Quote:
Originally Posted by emaline29
One of the rules to this programme is that you MUST eat ALL the portions subscribed for each day otherwise you don't lose weight.
This isn't precisely true (though a lot of WW leaders did present it that way). The reason for eating all of the portions wasn't because you couldn't lose weight if you didn't, but rather the underlying logic was that eating a balanced diet was healthiest and most sustainable.
Prior to 1997, while there were subtle variations, WW had always been an exchange plan. Virtually all exchange plans (with few exceptions) are based on a system developed in the 1940's for use with diabetics.
And the exchanges haven't changed much over the years (though the recommendation for how many of each exchange should be eaten does vary with each program), which means that cookbooks for one exchange plan can usually be used interchangeably with other plans (One exception is the DASH diet, for which one DASH meat exchange or serving is actually equal to 3 standard protein exchanges, and they also use "nut exchanges" which I don't remember the conversion rate but is equivalent to 2 or more fat exchanges). At any rate, even though the DASH program is slightly different, when you understand how it's different, it's very easy to "translate" into standard exchanges.
I've followed exchange plans since I was 8 years old (in 1974) and became a WW member for the first time (it was the youngest WW would allow you to be a member - if your parent was also a member and you had a doctor's note).
I collect exchange based cookbooks, and have found only one that uses a different system of exchanges, and that is the DASH plan (Dietary Approaches to Stop Hypertension). There may be others, but I haven't found any so far. Which is great, because it means you can use almost all exchange cookbooks interchangeably. Even the DASH plan is easy to translate because the only difference is in the nuts (which I believe are equal to 2 fat exchanges) and proteins (which are eqal to 3 standard protein exchanges).
Some of the exchange-based cookbooks I have are old Weight Watchers cookbooks, and books by Richard Simmons', Joanna Lund (her Healthy Exchanges cookbooks) and The American Diabetes Association, and others.
I list and describe some of them on my 3FC blog:
http://www.3fatchicks.com/diet-blogs...and-cookbooks/
Whenever I find an exchange cookbook in a used bookstore I pick it up.
The Christian Program called First Place and TOPS (taking off pounds sensibly) also have also exchange based plans, and I have "The Choice is Mine" (the program basics book available through TOPS - which allows you to follow any diet you wish, but endorses exchange plans).
New diabetic cookbooks sometimes list only carb counts and nutrition information.

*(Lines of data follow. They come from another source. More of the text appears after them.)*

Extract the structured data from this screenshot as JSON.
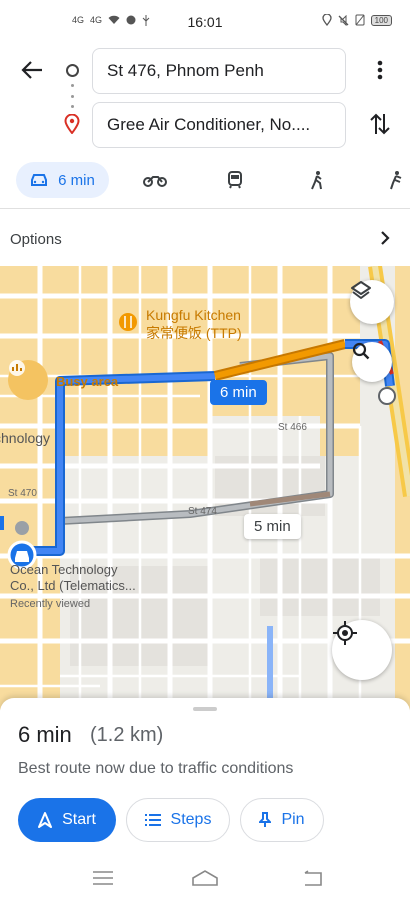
{
  "status_bar": {
    "time": "16:01",
    "left_icons": [
      "4G",
      "4G",
      "wifi-icon",
      "messenger-icon",
      "usb-icon"
    ],
    "battery": "100"
  },
  "directions": {
    "origin": "St 476, Phnom Penh",
    "destination": "Gree Air Conditioner, No...."
  },
  "travel_modes": [
    {
      "name": "car-icon",
      "label": "6 min",
      "active": true
    },
    {
      "name": "motorbike-icon",
      "label": "",
      "active": false
    },
    {
      "name": "transit-icon",
      "label": "",
      "active": false
    },
    {
      "name": "walk-icon",
      "label": "",
      "active": false
    },
    {
      "name": "ride-icon",
      "label": "",
      "active": false
    }
  ],
  "options_label": "Options",
  "map": {
    "poi_kungfu_line1": "Kungfu Kitchen",
    "poi_kungfu_line2": "家常便饭 (TTP)",
    "busy_area": "Busy area",
    "ocean_line1": "Ocean Technology",
    "ocean_line2": "Co., Ltd (Telematics...",
    "recently_viewed": "Recently viewed",
    "technology_fragment": "chnology",
    "street_st470": "St 470",
    "street_st466": "St 466",
    "street_st474": "St 474",
    "primary_route_time": "6 min",
    "alt_route_time": "5 min",
    "route_colors": {
      "primary": "#1a73e8",
      "traffic": "#f29900",
      "alt": "#9aa0a6"
    }
  },
  "sheet": {
    "duration": "6 min",
    "distance": "(1.2 km)",
    "reason": "Best route now due to traffic conditions",
    "start_label": "Start",
    "steps_label": "Steps",
    "pin_label": "Pin"
  }
}
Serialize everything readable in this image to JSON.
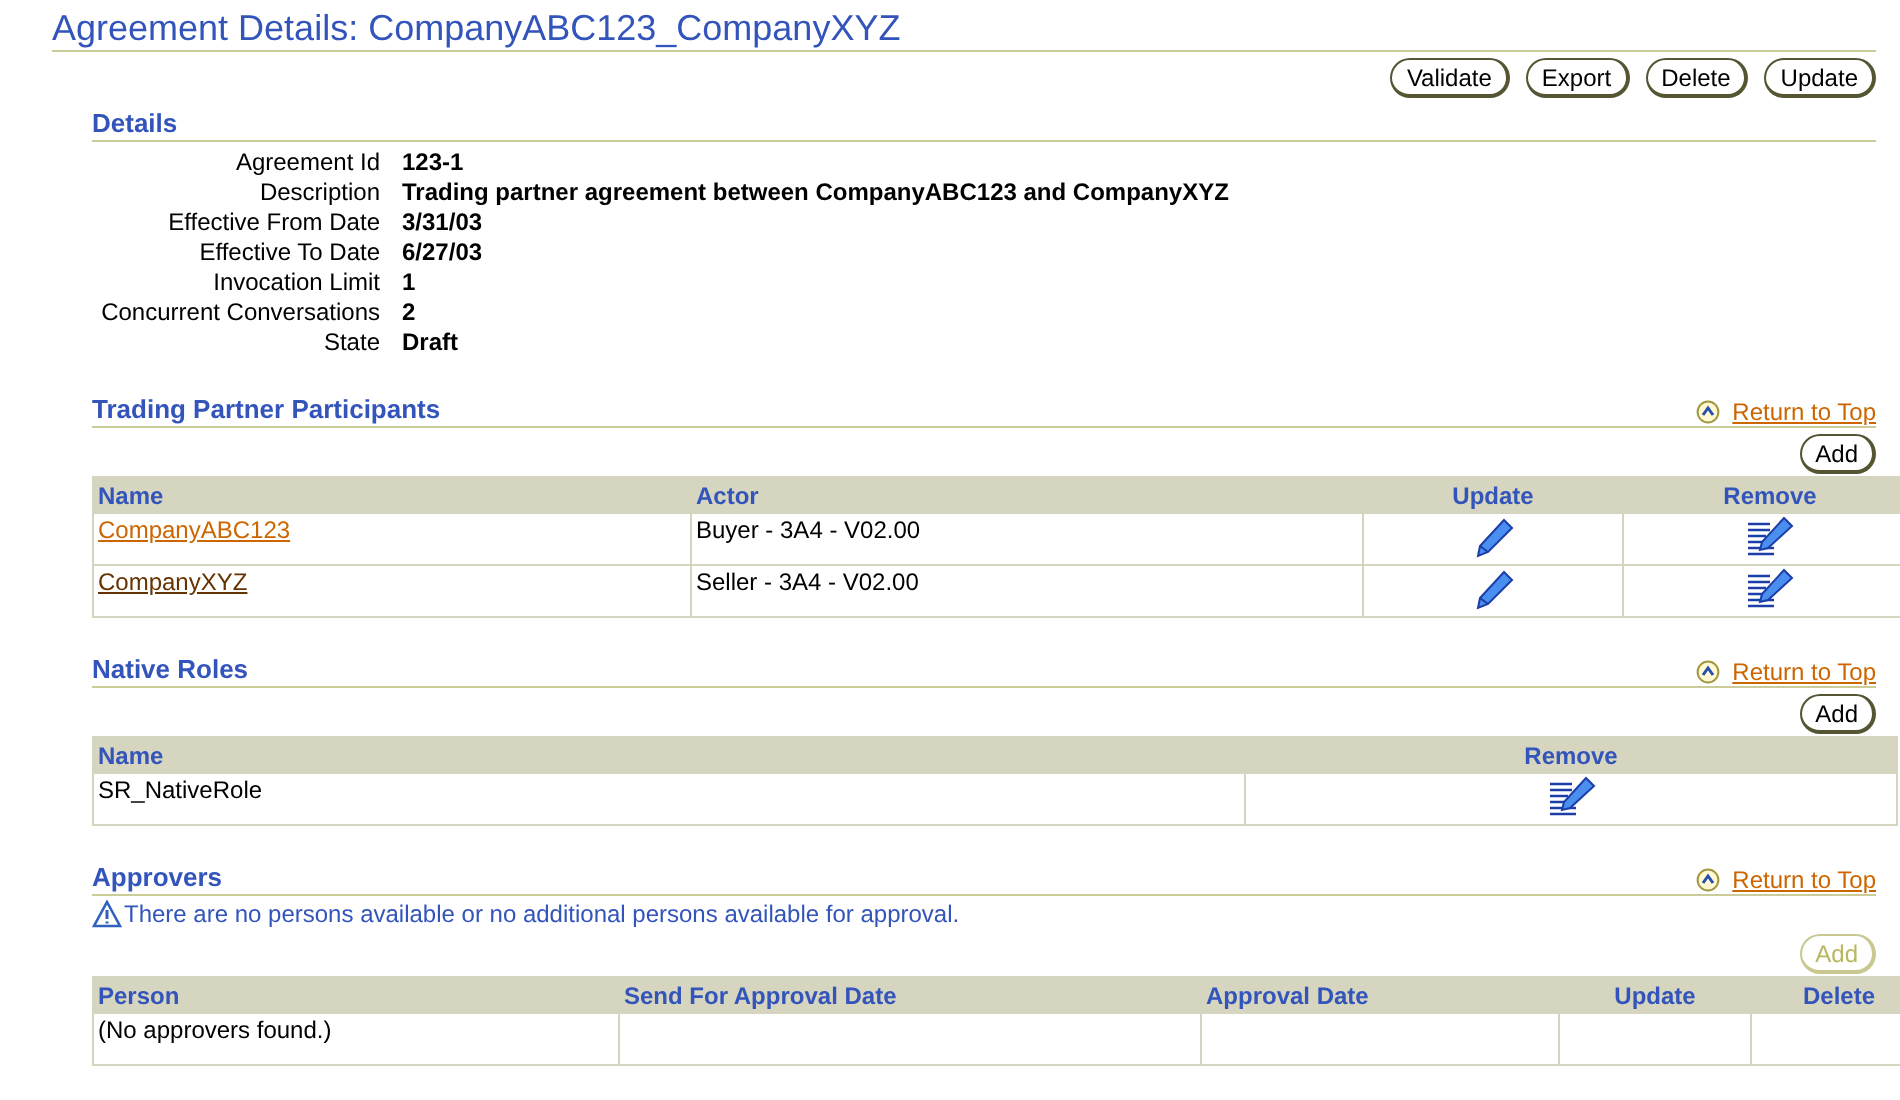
{
  "title": "Agreement Details: CompanyABC123_CompanyXYZ",
  "page_buttons": [
    {
      "label": "Validate",
      "disabled": false
    },
    {
      "label": "Export",
      "disabled": false
    },
    {
      "label": "Delete",
      "disabled": false
    },
    {
      "label": "Update",
      "disabled": false
    }
  ],
  "details": {
    "heading": "Details",
    "fields": [
      {
        "label": "Agreement Id",
        "value": "123-1"
      },
      {
        "label": "Description",
        "value": "Trading partner agreement between CompanyABC123 and CompanyXYZ"
      },
      {
        "label": "Effective From Date",
        "value": "3/31/03"
      },
      {
        "label": "Effective To Date",
        "value": "6/27/03"
      },
      {
        "label": "Invocation Limit",
        "value": "1"
      },
      {
        "label": "Concurrent Conversations",
        "value": "2"
      },
      {
        "label": "State",
        "value": "Draft"
      }
    ]
  },
  "sections": [
    {
      "heading": "Trading Partner Participants",
      "return_link": "Return to Top",
      "add_button": {
        "label": "Add",
        "disabled": false
      },
      "columns": [
        {
          "label": "Name",
          "kind": "text"
        },
        {
          "label": "Actor",
          "kind": "text"
        },
        {
          "label": "Update",
          "kind": "action"
        },
        {
          "label": "Remove",
          "kind": "action"
        }
      ],
      "rows": [
        [
          {
            "kind": "link",
            "text": "CompanyABC123",
            "visited": false
          },
          {
            "kind": "text",
            "text": "Buyer - 3A4 - V02.00"
          },
          {
            "kind": "edit"
          },
          {
            "kind": "remove"
          }
        ],
        [
          {
            "kind": "link",
            "text": "CompanyXYZ",
            "visited": true
          },
          {
            "kind": "text",
            "text": "Seller - 3A4 - V02.00"
          },
          {
            "kind": "edit"
          },
          {
            "kind": "remove"
          }
        ]
      ]
    },
    {
      "heading": "Native Roles",
      "return_link": "Return to Top",
      "add_button": {
        "label": "Add",
        "disabled": false
      },
      "columns": [
        {
          "label": "Name",
          "kind": "text"
        },
        {
          "label": "Remove",
          "kind": "action"
        }
      ],
      "rows": [
        [
          {
            "kind": "text",
            "text": "SR_NativeRole"
          },
          {
            "kind": "remove"
          }
        ]
      ]
    },
    {
      "heading": "Approvers",
      "return_link": "Return to Top",
      "message": "There are no persons available or no additional persons available for approval.",
      "add_button": {
        "label": "Add",
        "disabled": true
      },
      "columns": [
        {
          "label": "Person",
          "kind": "text"
        },
        {
          "label": "Send For Approval Date",
          "kind": "text"
        },
        {
          "label": "Approval Date",
          "kind": "text"
        },
        {
          "label": "Update",
          "kind": "action"
        },
        {
          "label": "Delete",
          "kind": "action"
        }
      ],
      "rows": [
        [
          {
            "kind": "text",
            "text": "(No approvers found.)"
          },
          {
            "kind": "empty"
          },
          {
            "kind": "empty"
          },
          {
            "kind": "empty"
          },
          {
            "kind": "empty"
          }
        ]
      ]
    }
  ]
}
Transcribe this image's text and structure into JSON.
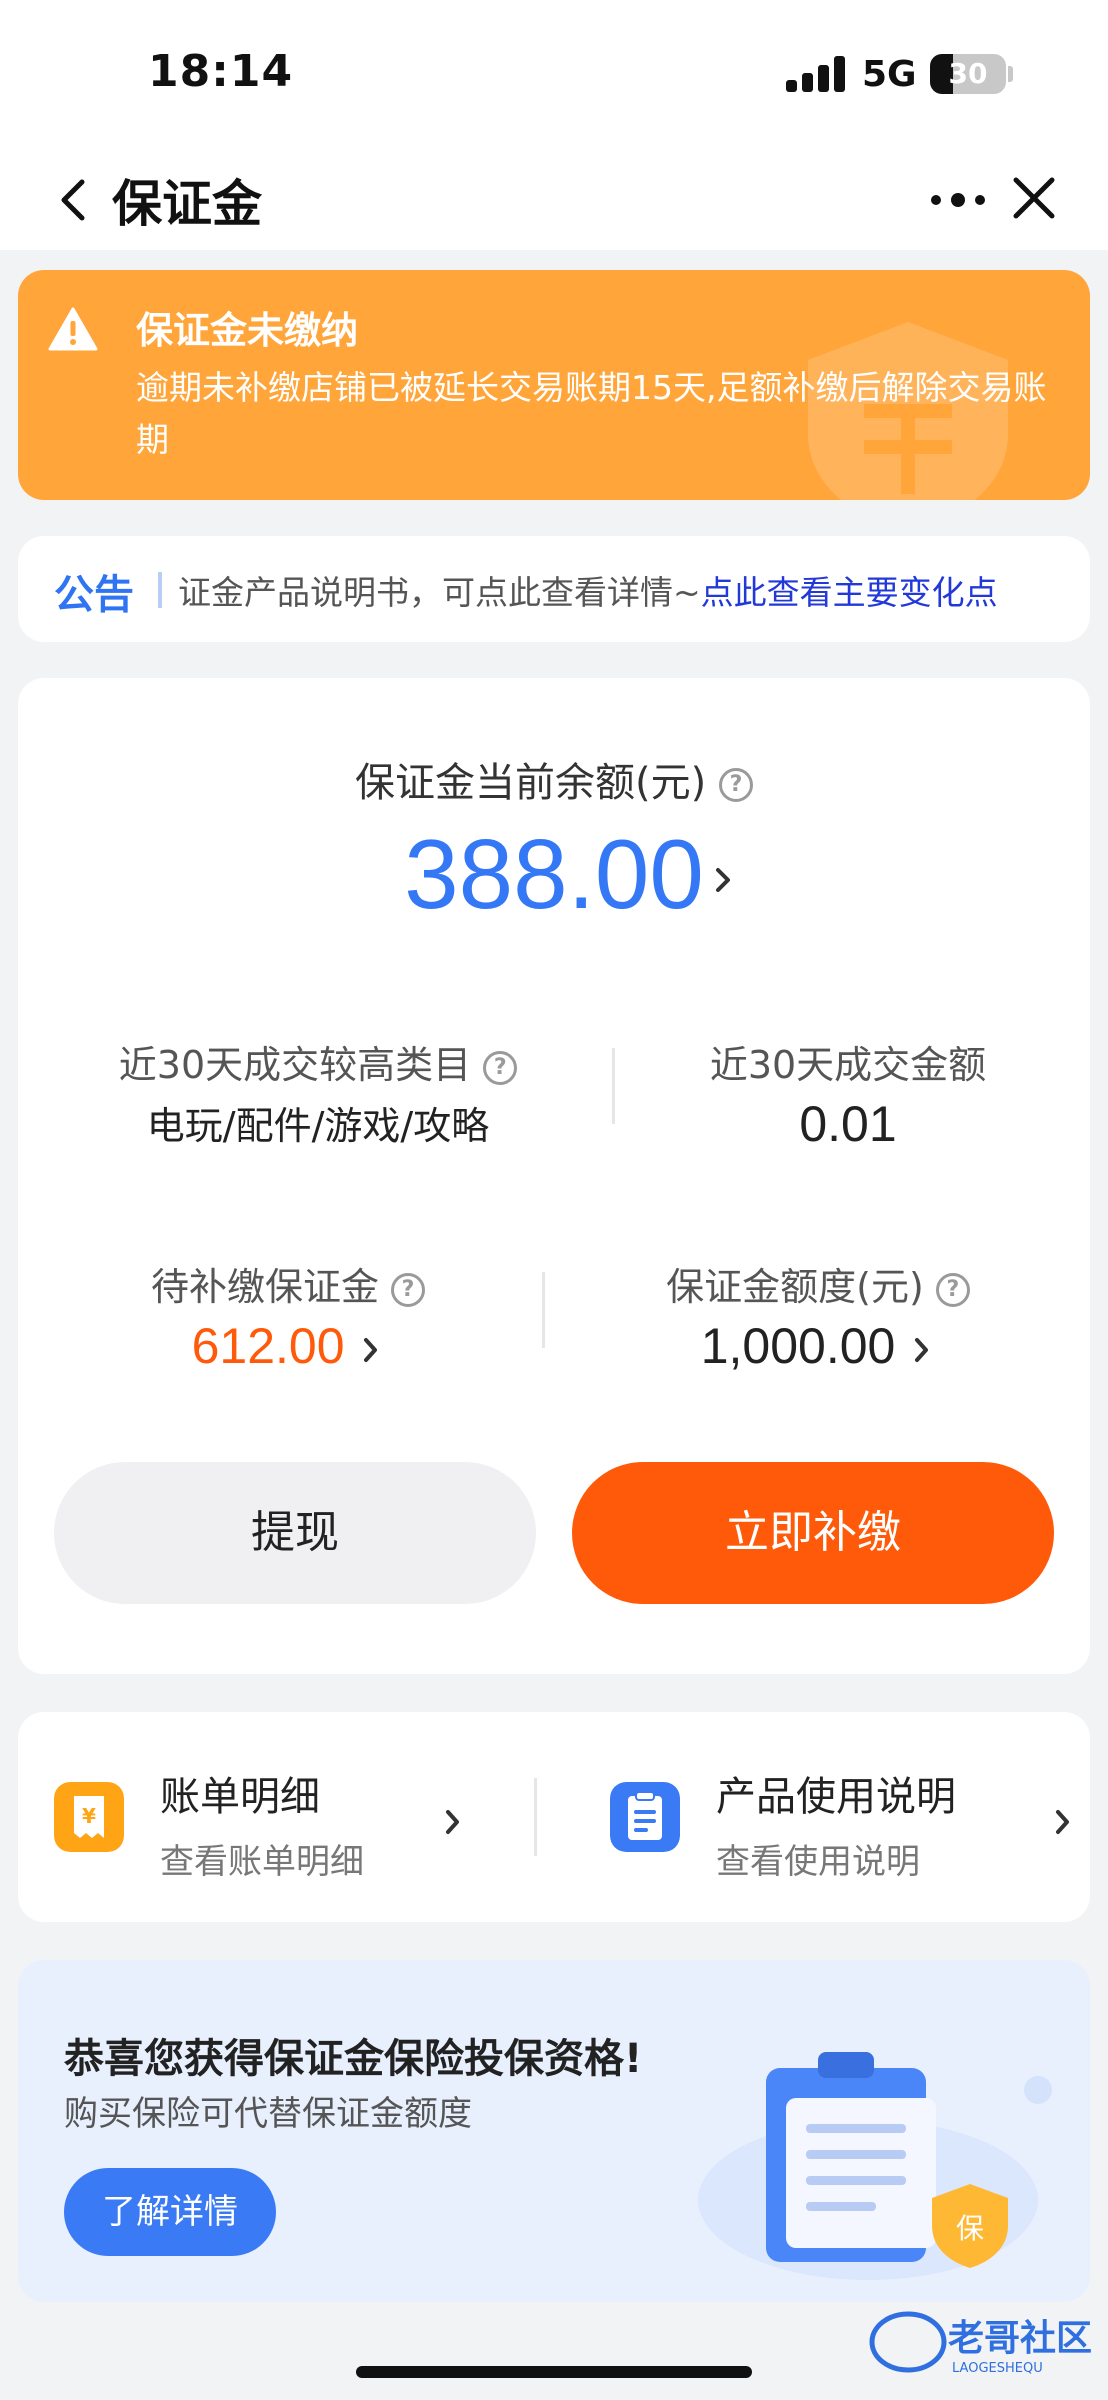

There is a way to convert a standard nutrition label into exchanges using relatively basic math skills. It's described well in the book "Exchanges for All Occasions," or at least in the 4th edition of the book which I have.
I don't follow the old WW plan, because I need a lower-carb plan. THere's a lot of information on exchange plans on the website hillbillyhousewife.com under the Healthy HBHW tab (and then under dieting on a budget).
They have a nice introduction to exchange plans
http://healthy.hillbillyhousewife.co...tiontoexpd.htm
They also list the exchange values for 1200, 1400, 1500 and 1800 calorie plans at three carbohydrate levels.
http://healthy.hillbillyhousewife.com/foodplans.htm
If I remember correctly, most of WW's old plans were most similar to the high carbohydrate and the middle of the road food plans.
I based my current exchange plan on the High Protein food plans listed in the link above, because my doctor suggested a low-carb plan that "wasn't too low" in carbs.
I changed it a little bit in that I wanted to have a few "optional exchanges" rather than a constant specific number of exchanges. I don't remember if that is the term WW used, but I remember and liked that most WW exchange plans allowed a certain number of exchanges that were optional, and could be used on dairy, protein, starch or fruit exchanges.
So my current plan is a 1500 - 2000 calorie exchange plan (I used the 1500 calorie high protein plan on Hillbillyhousewife and added about 6 "flex" exchanges that I can use (about 500 calories).
There has been several exchange diet threads on 3FC for people following exchange plans, but we tend to be active for a while and then the thread dies for a while until someone brings up the subject again.